We Need Better Poll Aggregation, Not Excuses for Using Bad Data

I don't know if it's TPV that's been crawling under Nate Silver's skin, but he's been feeling the need to defend his methods. We're at a point where Nate Silver himself points out the horrific track record of Gallup and insists on including it in his models anyway - and including it as the single largest factor in his trendline calculations. But it was on Tuesday that he actually came up with ways to justify it: he responded to the critics of his poll aggregation with a strawman argument: those of us calling for a better examination of internal data in a poll before it is included in aggregation without question are "cherry-picking" polls, or, at the least, doing a less obvious form of the same.
There is a more subtle form of bias, however, that a lot more of us are prone to. That bias is to look at all the data — except for the two or three data points that you like least, which you dismiss as being “outliers.” [...]
Strawman. Nobody is seriously making the case that you only include polls that we "like," Nate. We are arguing that poll aggregators have a responsibility to examine the poll's internals and demographic data in context of actual voting patterns of the recent past and to an extent, current early voting. No one is arguing that you throw out a poll if it favors Romney. We're saying that you throw out a poll, for example, if it shows conservatives will dominate this election by a 6-point higher margin than the ultraconservative electorate in 2010.

But Nate doesn't like to do that either. I am thinking that's because it makes too much work for him, but he has his excuse:

That is not quite as biased as cherry-picking the best results — but it gets you halfway there, and it is much easier to rationalize. There is something that can be criticized about almost every poll: the methodology, the demographics, the sample size, the pollster’s history or something else.

Often, these critiques have some truth in them. Not all polls are as methodologically sound as others. But frequently people come up with reasons, valid or otherwise, to avoid looking at the polls they don’t like — while giving a pass to those they do.

Likewise, people sometimes make too much of demographic or geographic subsamples within a poll that make their preferred candidate look good.
Notwithstanding a repetition of the aforementioned strawman, this avoids the fundamental flaw of poll-aggregates: Oh, you people are too concerned with demographics. I don't think that the problem is that we are concerned about the demographic breakdowns in the likely voter models. I think the problem is that "analysts" like Nate Silver aren't. Demographic information - especially in likely voter models - should be crucial to determining whether or not a given poll merits inclusion in a poll average. And this isn't a Democratic-Republican, Left-Right. Yes, Gallup doesn't give us demographic information but there are plenty of polling organizations supposedly from the Left that do not tell us who their "likely voters" are, either - Public Policy Polling, for example.

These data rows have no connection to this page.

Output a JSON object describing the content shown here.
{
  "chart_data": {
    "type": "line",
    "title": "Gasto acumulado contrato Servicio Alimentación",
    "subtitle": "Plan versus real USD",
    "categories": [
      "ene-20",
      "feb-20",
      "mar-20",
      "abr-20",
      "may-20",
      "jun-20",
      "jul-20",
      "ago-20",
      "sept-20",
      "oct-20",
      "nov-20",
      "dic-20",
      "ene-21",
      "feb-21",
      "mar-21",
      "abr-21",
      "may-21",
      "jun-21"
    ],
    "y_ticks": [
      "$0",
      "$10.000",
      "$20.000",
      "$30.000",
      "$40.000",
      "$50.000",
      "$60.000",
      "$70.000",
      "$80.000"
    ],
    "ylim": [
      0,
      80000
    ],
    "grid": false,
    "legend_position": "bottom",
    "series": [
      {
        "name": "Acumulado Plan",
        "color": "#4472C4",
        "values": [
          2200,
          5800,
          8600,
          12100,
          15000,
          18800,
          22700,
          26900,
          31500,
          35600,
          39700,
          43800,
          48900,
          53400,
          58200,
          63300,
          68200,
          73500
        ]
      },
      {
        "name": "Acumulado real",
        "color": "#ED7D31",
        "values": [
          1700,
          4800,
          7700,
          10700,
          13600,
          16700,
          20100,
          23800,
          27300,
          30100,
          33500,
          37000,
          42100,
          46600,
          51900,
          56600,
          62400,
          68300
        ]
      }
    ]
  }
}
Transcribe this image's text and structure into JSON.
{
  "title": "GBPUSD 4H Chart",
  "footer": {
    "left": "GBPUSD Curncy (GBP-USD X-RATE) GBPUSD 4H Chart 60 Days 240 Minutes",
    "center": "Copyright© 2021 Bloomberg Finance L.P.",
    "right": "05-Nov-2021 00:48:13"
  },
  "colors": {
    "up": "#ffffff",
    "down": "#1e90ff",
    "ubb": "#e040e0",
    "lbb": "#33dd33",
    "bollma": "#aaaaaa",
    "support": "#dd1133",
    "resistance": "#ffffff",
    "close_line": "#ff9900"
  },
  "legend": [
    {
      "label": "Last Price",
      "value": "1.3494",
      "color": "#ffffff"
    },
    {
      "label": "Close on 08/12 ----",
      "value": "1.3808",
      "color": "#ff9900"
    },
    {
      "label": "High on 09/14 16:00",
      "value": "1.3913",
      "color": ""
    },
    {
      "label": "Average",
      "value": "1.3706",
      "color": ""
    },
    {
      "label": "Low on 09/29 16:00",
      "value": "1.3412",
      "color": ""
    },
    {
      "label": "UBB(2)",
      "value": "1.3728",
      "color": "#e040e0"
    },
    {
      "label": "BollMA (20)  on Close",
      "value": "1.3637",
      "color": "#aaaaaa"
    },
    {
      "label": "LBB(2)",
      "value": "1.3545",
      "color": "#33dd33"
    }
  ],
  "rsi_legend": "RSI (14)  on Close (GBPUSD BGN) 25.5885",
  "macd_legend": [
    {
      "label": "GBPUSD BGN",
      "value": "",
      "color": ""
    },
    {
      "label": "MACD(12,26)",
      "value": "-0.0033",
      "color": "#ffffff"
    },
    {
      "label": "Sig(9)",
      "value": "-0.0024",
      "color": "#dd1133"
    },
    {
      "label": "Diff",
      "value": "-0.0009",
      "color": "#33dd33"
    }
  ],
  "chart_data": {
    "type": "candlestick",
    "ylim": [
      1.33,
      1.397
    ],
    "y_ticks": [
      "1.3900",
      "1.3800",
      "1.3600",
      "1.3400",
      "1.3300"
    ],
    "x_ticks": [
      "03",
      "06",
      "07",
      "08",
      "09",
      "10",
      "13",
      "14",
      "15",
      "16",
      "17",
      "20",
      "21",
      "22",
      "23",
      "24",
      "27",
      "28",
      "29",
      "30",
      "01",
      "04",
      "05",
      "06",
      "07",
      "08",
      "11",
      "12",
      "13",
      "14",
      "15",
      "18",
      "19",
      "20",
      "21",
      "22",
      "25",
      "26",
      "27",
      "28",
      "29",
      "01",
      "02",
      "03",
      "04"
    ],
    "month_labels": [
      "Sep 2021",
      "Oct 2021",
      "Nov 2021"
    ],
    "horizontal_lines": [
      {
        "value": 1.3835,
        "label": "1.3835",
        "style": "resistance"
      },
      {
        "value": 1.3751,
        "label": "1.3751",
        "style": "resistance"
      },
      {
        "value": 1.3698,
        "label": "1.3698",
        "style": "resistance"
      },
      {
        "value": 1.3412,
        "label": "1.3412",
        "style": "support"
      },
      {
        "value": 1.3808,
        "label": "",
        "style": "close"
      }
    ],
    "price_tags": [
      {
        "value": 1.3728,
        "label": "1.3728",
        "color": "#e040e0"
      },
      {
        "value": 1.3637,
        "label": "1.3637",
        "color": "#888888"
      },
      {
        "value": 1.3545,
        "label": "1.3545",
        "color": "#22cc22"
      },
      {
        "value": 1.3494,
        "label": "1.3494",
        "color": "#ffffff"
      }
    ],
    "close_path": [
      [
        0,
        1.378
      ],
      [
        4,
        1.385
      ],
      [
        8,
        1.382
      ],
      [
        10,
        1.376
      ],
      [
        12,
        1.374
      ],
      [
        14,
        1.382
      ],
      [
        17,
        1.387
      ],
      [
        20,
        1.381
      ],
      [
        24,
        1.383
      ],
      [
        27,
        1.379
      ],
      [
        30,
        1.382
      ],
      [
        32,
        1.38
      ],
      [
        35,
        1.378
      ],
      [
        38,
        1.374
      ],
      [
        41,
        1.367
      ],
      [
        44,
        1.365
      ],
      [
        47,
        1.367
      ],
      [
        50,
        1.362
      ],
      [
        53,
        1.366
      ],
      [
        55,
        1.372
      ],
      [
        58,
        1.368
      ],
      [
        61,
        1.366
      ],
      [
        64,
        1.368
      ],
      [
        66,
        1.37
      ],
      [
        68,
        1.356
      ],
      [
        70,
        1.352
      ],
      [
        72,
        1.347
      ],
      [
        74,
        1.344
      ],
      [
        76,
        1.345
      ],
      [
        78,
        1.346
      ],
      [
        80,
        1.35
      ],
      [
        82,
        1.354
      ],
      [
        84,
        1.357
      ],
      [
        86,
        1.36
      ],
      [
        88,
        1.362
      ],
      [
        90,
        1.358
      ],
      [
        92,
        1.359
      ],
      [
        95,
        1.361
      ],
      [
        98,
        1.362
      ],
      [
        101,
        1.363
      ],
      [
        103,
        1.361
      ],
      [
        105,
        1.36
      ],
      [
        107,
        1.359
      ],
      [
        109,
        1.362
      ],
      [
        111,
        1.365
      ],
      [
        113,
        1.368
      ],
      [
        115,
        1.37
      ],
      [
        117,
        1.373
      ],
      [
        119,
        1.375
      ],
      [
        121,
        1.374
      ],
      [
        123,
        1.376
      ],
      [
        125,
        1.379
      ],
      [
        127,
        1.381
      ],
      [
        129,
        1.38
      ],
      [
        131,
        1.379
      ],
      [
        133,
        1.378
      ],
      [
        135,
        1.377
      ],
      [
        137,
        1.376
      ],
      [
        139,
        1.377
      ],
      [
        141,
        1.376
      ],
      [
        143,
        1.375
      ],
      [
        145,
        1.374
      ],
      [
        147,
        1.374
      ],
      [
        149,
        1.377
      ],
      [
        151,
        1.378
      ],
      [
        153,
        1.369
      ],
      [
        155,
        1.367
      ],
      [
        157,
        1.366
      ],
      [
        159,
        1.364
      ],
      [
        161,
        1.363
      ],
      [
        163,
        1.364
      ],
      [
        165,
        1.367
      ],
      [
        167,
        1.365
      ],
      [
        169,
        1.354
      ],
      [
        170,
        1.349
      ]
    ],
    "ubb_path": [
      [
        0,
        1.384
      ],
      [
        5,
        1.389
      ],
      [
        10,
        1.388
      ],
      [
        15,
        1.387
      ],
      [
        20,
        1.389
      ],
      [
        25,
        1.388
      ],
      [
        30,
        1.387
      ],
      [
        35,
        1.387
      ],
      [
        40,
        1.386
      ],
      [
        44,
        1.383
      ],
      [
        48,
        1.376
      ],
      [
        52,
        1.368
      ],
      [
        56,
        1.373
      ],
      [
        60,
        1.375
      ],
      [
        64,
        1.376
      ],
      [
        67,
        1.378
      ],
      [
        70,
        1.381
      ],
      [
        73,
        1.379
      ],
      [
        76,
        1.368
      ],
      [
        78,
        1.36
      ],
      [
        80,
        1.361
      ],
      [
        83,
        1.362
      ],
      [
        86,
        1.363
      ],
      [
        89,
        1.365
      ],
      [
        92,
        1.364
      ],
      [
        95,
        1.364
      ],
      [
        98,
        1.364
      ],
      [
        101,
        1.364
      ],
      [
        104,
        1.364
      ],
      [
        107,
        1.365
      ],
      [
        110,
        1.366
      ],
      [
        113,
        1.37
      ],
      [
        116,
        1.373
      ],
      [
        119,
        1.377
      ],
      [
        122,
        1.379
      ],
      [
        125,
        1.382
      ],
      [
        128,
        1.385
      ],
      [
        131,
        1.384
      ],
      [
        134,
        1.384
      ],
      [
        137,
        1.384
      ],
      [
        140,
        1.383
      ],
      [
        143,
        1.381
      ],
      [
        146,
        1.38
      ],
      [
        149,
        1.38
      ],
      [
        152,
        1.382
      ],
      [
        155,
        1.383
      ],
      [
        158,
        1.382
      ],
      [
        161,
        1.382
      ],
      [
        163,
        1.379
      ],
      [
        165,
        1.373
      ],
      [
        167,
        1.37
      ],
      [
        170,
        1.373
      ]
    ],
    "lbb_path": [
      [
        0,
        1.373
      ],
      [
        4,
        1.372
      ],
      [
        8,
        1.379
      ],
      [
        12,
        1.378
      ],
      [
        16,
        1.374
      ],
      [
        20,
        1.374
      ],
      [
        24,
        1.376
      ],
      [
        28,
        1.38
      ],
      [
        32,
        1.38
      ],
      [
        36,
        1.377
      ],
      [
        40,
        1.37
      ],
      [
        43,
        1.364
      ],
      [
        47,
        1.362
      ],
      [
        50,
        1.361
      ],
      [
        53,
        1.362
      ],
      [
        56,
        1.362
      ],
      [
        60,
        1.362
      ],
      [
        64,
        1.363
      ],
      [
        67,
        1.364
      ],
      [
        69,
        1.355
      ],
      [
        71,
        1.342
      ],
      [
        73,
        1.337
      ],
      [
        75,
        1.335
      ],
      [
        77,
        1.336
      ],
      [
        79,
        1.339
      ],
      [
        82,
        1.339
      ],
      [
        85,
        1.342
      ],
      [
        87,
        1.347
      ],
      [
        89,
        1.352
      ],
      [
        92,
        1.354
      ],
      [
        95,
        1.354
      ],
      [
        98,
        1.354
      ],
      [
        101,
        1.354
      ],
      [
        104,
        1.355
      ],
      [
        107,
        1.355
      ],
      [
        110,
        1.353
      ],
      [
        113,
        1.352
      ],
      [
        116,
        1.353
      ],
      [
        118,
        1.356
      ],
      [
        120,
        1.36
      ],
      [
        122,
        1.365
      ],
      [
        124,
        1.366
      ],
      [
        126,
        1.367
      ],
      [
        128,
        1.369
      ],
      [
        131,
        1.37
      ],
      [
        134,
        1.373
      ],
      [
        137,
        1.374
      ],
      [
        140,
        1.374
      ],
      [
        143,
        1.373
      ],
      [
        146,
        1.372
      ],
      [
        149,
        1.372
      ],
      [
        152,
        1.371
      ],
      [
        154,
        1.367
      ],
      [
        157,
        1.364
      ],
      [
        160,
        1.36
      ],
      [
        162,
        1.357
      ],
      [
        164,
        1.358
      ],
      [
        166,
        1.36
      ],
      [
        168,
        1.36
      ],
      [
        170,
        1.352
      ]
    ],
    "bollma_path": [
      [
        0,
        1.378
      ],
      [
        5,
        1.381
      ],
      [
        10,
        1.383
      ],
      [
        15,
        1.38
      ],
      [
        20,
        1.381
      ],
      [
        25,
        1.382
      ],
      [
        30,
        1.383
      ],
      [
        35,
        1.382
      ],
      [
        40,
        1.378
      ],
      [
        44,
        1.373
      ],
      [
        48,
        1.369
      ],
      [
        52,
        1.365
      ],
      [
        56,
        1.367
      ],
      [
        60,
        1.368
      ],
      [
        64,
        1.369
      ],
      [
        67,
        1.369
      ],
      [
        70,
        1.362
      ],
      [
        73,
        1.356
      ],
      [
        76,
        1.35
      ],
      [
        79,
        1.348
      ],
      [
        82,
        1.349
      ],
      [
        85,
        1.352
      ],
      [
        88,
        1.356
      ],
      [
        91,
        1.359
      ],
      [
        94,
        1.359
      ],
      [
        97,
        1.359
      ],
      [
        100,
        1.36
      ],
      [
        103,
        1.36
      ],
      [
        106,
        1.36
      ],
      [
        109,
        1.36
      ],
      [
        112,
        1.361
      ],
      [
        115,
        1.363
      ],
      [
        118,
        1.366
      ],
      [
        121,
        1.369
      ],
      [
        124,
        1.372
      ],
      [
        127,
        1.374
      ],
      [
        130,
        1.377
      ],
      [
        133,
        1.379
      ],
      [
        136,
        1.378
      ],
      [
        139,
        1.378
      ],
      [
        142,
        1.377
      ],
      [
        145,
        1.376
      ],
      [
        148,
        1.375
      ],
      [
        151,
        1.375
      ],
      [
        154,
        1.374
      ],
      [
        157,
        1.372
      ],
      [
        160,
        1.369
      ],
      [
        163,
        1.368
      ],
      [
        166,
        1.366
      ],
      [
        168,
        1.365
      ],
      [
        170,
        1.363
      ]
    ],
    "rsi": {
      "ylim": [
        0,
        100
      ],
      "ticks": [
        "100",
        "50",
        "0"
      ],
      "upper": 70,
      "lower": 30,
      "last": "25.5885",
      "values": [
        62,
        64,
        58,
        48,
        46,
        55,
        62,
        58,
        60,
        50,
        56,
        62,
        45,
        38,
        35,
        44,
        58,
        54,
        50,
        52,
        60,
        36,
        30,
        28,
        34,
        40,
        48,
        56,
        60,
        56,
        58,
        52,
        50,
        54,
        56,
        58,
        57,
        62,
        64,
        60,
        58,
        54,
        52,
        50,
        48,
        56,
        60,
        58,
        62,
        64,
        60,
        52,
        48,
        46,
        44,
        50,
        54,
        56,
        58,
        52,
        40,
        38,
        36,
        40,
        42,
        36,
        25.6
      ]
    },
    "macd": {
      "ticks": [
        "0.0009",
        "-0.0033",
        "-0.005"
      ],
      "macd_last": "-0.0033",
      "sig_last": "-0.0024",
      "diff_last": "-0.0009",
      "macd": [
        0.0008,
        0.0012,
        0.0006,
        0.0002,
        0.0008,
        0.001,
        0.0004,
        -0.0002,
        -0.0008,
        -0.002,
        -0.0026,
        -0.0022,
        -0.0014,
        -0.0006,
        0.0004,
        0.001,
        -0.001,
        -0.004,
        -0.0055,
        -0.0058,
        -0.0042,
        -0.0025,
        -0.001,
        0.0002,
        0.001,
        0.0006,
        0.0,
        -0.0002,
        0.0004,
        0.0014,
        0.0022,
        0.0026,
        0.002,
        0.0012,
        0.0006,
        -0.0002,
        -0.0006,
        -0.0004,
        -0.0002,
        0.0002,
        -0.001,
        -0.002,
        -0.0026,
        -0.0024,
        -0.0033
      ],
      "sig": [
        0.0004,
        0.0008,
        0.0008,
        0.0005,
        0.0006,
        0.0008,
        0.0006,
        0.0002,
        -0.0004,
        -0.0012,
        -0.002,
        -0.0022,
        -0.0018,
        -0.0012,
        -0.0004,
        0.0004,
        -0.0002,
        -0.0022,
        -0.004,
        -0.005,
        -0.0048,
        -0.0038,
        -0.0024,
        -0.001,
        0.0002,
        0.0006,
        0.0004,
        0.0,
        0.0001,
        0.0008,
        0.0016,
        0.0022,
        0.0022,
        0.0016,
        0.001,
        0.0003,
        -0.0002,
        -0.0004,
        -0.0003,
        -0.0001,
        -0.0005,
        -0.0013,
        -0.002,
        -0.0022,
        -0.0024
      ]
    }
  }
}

I do understand the "business" part of Nate Silver's argument: if you start parsing polls on their samples and demographics, you will face attacks depending on whom a given poll favored. Being at a corporate organization like the New York Times, the appearance of impartiality is more important than the validity of sampling data, I suppose. I mean,

Do I have a suggestion as to how this should be done? I'm glad you asked. Yes, I do. It requires some work on the part of our analysts, though. I do not suggest dropping any poll writ large simply because of its sponsor, reputation or any other thing. Instead, I suggest looking at every released poll based on a set of criteria:


  1. Demographics data from the poll needs to be contrasted with recent, like-election demographics. 2008, a presidential year is a more apt measuring stick, while 2010, a non-presidential year wave election for Republicans, might not be such a great reference point.
  2. Demographic data from the poll also needs to be contrasted with population and registration trends, as well as with current data for those who are actually voting, when early voting numbers are available. The internal growth in demographics in favor of voters of color (and their documented disproportional preference for Democrats), the growing voting power and registration edge for women (especially single women), etc., as well as current turnout needs to be taken into account when determining just who, in what proportion of the populous, is likely to vote.
  3. Reputable state polling must become part of overall national aggregation data to a greater degree to account for both of the above.
  4. Last, but not least, regional data - like Gallup's assertion that less than a third of the voting population in the south will vote for Obama - needs to be looked at with the above two contrast points as well - like-election demographics and population and registration trends.
Within a reasonable variation, these three should be the essential criteria that determines whether or not a given poll should be included in a polling aggregate. Any poll that doesn't fall into a reasonable margin of each of these three criteria should be tossed. Am I asking that these analysts and aggregators essentially set their own likely-voter demographic (both nationally and region-specific) models and only count polls that conform to those models, with a reasonable margin? Yes, that is exactly what I'm asking for.

Right now, some polls are moving back in the right direction for us, and that's good. But the fundamental problem with poll aggregator models remain the same: they insist on including every poll out there, regardless of their biases, assuming that the biases will cancel each other out over the long term. In the age of astroturf polling and media driven narratives rather than fact driven media, this is no longer a safe assumption.